Here’s what’s been happening:

  • We bought a small business. What an eye opener this has been! It’s taken us ages to sort things out. From bank accounts, merchant accounts, web development, ordering stock, waiting for the stock to arrive. It’s been such a learning experience, full of ups and downs. We wanted to wait until we were ready to start telling everyone and sharing our news, but that seems to be taking forever! So here it is: We’re officially the distributors for CW-X in Southern Africa! *Squeal*
  • Running your own social media content plan for your own business takes time! Most weekends and weekday evenings, I’m sitting down writing posts and creating content. The Instagram account is live (go check it out!) but we’re reluctant to get going on Facebook until our website is ready & people can purchase stock. Want to help me? If you do wear CW-X and have any photos showing the running kit, please can you share those with me. I’d much rather show real athletes (that’s you!) than posed models in the kit.

    This is us both in our CW-X clothes at Parkrun. We might need to work on our posing. LOL

  • Like almost 90% of Jo’burgers, I got bronchitis and was out of action. It took forever to heal, two visits to the Doc, daily nebulizing, lots of sleep (read: Allergex). Then out of the blue, I get shingles. On my face! WTH? 3 weeks of misery has taught me two lessons. One: listen to my body. Read bullet point number one. It’s been a stressful time! Lesson number two: when you can’t run, your body had no way of de-stressing. You get even more niggly. I acknowledge the huge role running does play in my life & will try not complain about my running again.
  • I have been on a mission to help an after care centre in Kliptown called Izanokhanyo Community Based Project get SnapScan so that donations can be easier as well as kickstart their social media so that we can start telling their story. Let me tell you, it’s made me incredibly happy inside to help. It’s early days but here’s holding thumbs I can help make a difference! I’d love your help! I’ll let you know how soon!

    Helen, who runs Izanokhanyo without a salary, handing out sweet to the kids.
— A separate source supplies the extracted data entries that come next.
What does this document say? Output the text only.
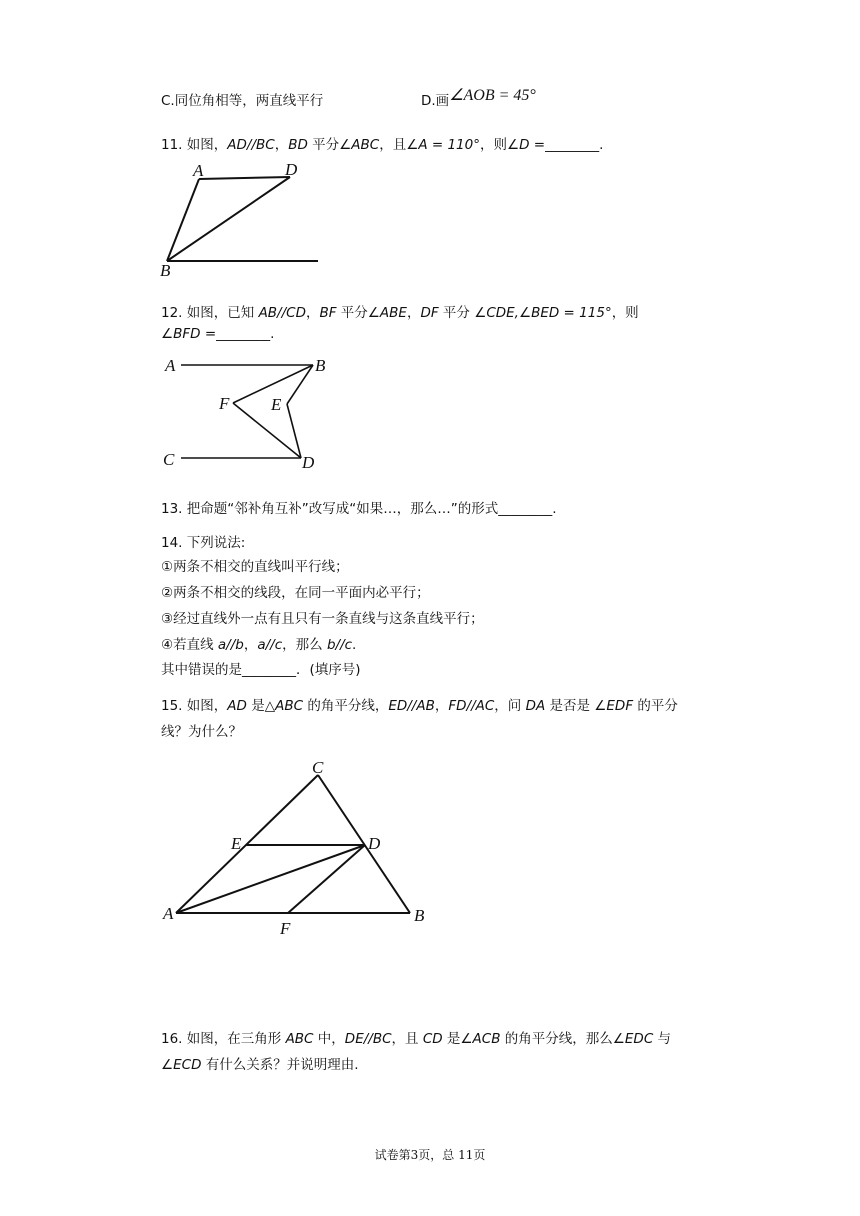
C.同位角相等，两直线平行	D.画∠AOB = 45°
11. 如图，AD//BC，BD 平分∠ABC，且∠A = 110°，则∠D =________.
A	D
B
12. 如图，已知 AB//CD，BF 平分∠ABE，DF 平分 ∠CDE,∠BED = 115°，则
∠BFD =________.
A	B
F E
C	D
13. 把命题“邻补角互补”改写成“如果…，那么…”的形式________.
14. 下列说法:
①两条不相交的直线叫平行线；
②两条不相交的线段，在同一平面内必平行；
③经过直线外一点有且只有一条直线与这条直线平行；
④若直线 a//b，a//c，那么 b//c.
其中错误的是________．(填序号)
15. 如图，AD 是△ABC 的角平分线，ED//AB，FD//AC，问 DA 是否是 ∠EDF 的平分
线？为什么？
C
E	D
A
F
B
16. 如图，在三角形 ABC 中，DE//BC，且 CD 是∠ACB 的角平分线，那么∠EDC 与
∠ECD 有什么关系？并说明理由.
试卷第3页，总 11页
  • I’ve been successful in my application to be part of a pilot project kicking off at work. All new. Unknown. Virgin territory. Exciting as hell but I’m also nervous. But after climbing in & assisting with some of the project management for the last couple of weeks, I’ve proven to myself that I am capable of learning & trying something new. Doing this nowadays at work needs to be the norm.
  • My Dad’s partner Rina passed away too. It’s funny how you think you have time and you discuss illness and old age and plans on what to do if this happens and if that happens. But when things do happen, no one is quite prepared. Everyone grieves differently. Each person says goodbye in their own way. I’m glad we’re spending more time with my Dad. I wish my parents stayed closer.

Everything I’ve mentioned above happens for a reason and at the right time. The delays in getting our business up and running gave me more time to spend with my Dad. Getting sick slowed me down and forced me to rest and take stock of what mattered. What mattered was helping Izanokhanyo in my spare time and not using that time for reading work emails. And yet I was rewarded by getting the job at work.
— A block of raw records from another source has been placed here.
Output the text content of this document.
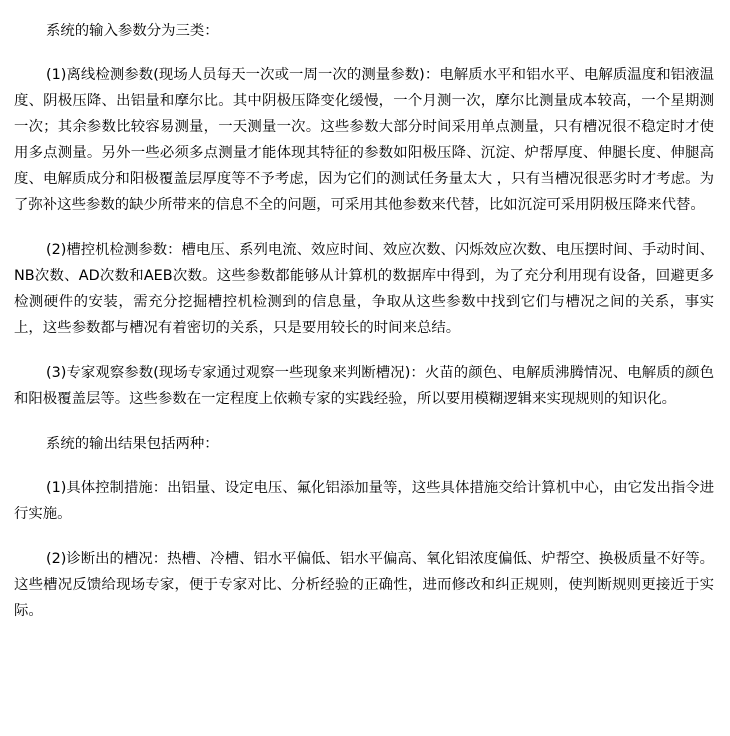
系统的输入参数分为三类：

(1)离线检测参数(现场人员每天一次或一周一次的测量参数)：电解质水平和铝水平、电解质温度和铝液温度、阴极压降、出铝量和摩尔比。其中阴极压降变化缓慢，一个月测一次，摩尔比测量成本较高，一个星期测一次；其余参数比较容易测量，一天测量一次。这些参数大部分时间采用单点测量，只有槽况很不稳定时才使用多点测量。另外一些必须多点测量才能体现其特征的参数如阳极压降、沉淀、炉帮厚度、伸腿长度、伸腿高度、电解质成分和阳极覆盖层厚度等不予考虑，因为它们的测试任务量太大 ，只有当槽况很恶劣时才考虑。为了弥补这些参数的缺少所带来的信息不全的问题，可采用其他参数来代替，比如沉淀可采用阴极压降来代替。

(2)槽控机检测参数：槽电压、系列电流、效应时间、效应次数、闪烁效应次数、电压摆时间、手动时间、NB次数、AD次数和AEB次数。这些参数都能够从计算机的数据库中得到，为了充分利用现有设备，回避更多检测硬件的安装，需充分挖掘槽控机检测到的信息量，争取从这些参数中找到它们与槽况之间的关系，事实上，这些参数都与槽况有着密切的关系，只是要用较长的时间来总结。

(3)专家观察参数(现场专家通过观察一些现象来判断槽况)：火苗的颜色、电解质沸腾情况、电解质的颜色和阳极覆盖层等。这些参数在一定程度上依赖专家的实践经验，所以要用模糊逻辑来实现规则的知识化。

系统的输出结果包括两种：

(1)具体控制措施：出铝量、设定电压、氟化铝添加量等，这些具体措施交给计算机中心，由它发出指令进行实施。

(2)诊断出的槽况：热槽、冷槽、铝水平偏低、铝水平偏高、氧化铝浓度偏低、炉帮空、换极质量不好等。这些槽况反馈给现场专家，便于专家对比、分析经验的正确性，进而修改和纠正规则，使判断规则更接近于实际。
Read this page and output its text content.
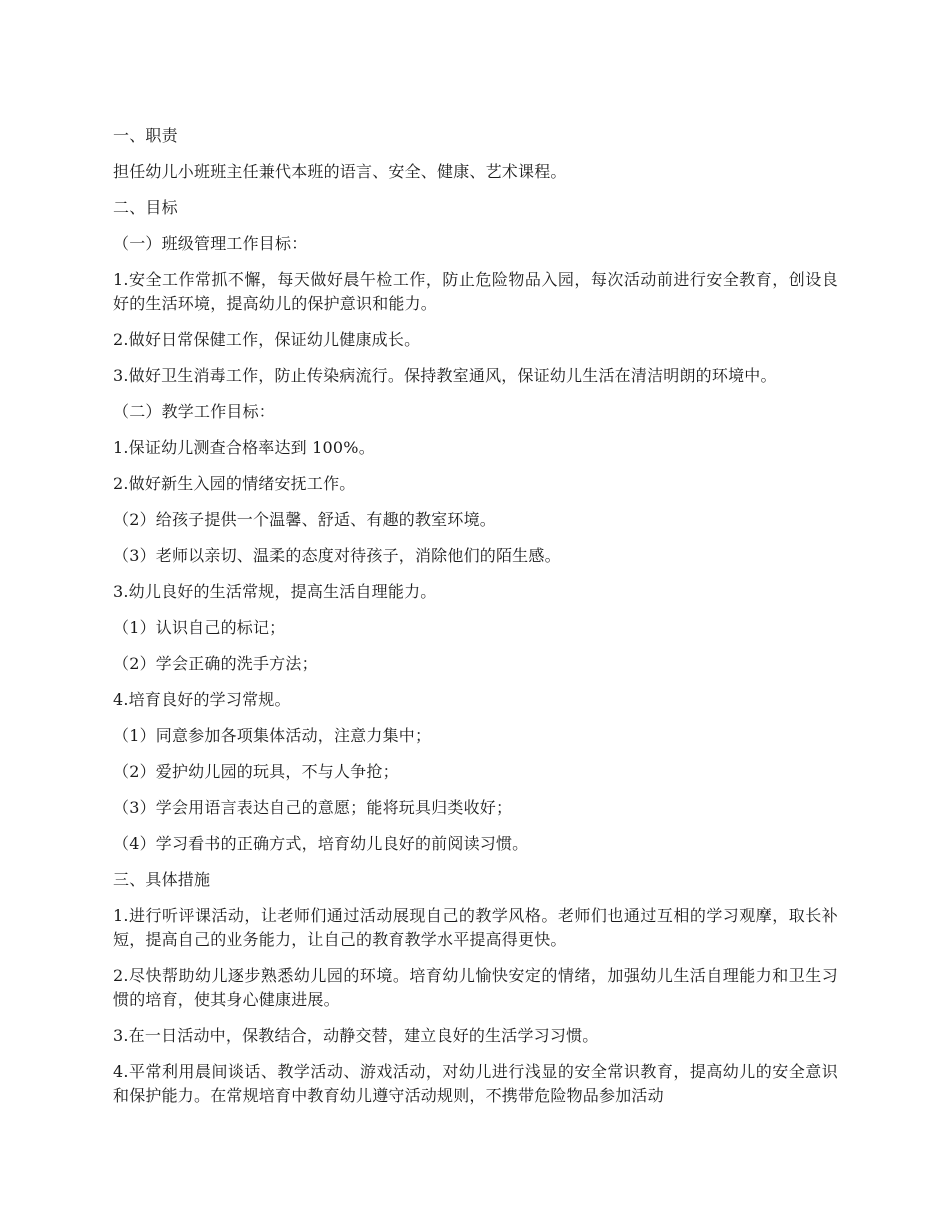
一、职责

担任幼儿小班班主任兼代本班的语言、安全、健康、艺术课程。

二、目标

（一）班级管理工作目标：

1.安全工作常抓不懈，每天做好晨午检工作，防止危险物品入园，每次活动前进行安全教育，创设良好的生活环境，提高幼儿的保护意识和能力。

2.做好日常保健工作，保证幼儿健康成长。

3.做好卫生消毒工作，防止传染病流行。保持教室通风，保证幼儿生活在清洁明朗的环境中。

（二）教学工作目标：

1.保证幼儿测查合格率达到 100%。

2.做好新生入园的情绪安抚工作。

（2）给孩子提供一个温馨、舒适、有趣的教室环境。

（3）老师以亲切、温柔的态度对待孩子，消除他们的陌生感。

3.幼儿良好的生活常规，提高生活自理能力。

（1）认识自己的标记；

（2）学会正确的洗手方法；

4.培育良好的学习常规。

（1）同意参加各项集体活动，注意力集中；

（2）爱护幼儿园的玩具，不与人争抢；

（3）学会用语言表达自己的意愿；能将玩具归类收好；

（4）学习看书的正确方式，培育幼儿良好的前阅读习惯。

三、具体措施

1.进行听评课活动，让老师们通过活动展现自己的教学风格。老师们也通过互相的学习观摩，取长补短，提高自己的业务能力，让自己的教育教学水平提高得更快。

2.尽快帮助幼儿逐步熟悉幼儿园的环境。培育幼儿愉快安定的情绪，加强幼儿生活自理能力和卫生习惯的培育，使其身心健康进展。

3.在一日活动中，保教结合，动静交替，建立良好的生活学习习惯。

4.平常利用晨间谈话、教学活动、游戏活动，对幼儿进行浅显的安全常识教育，提高幼儿的安全意识和保护能力。在常规培育中教育幼儿遵守活动规则，不携带危险物品参加活动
I’m going to make more time to blog too. This one was long. If you made it to here, the key take out is that I’m fine, I’m excited and yes… I’m still running! We’ve got Run-The-Berg (or in my case with limited training Walk-The-Berg) coming up, Kaapsehoop and Otter.

Can’t wait for that purple carpet to line the streets!

By the way, the jacarandas are starting to bloom. It’s the most beautiful time to be outdoors! Go for that run!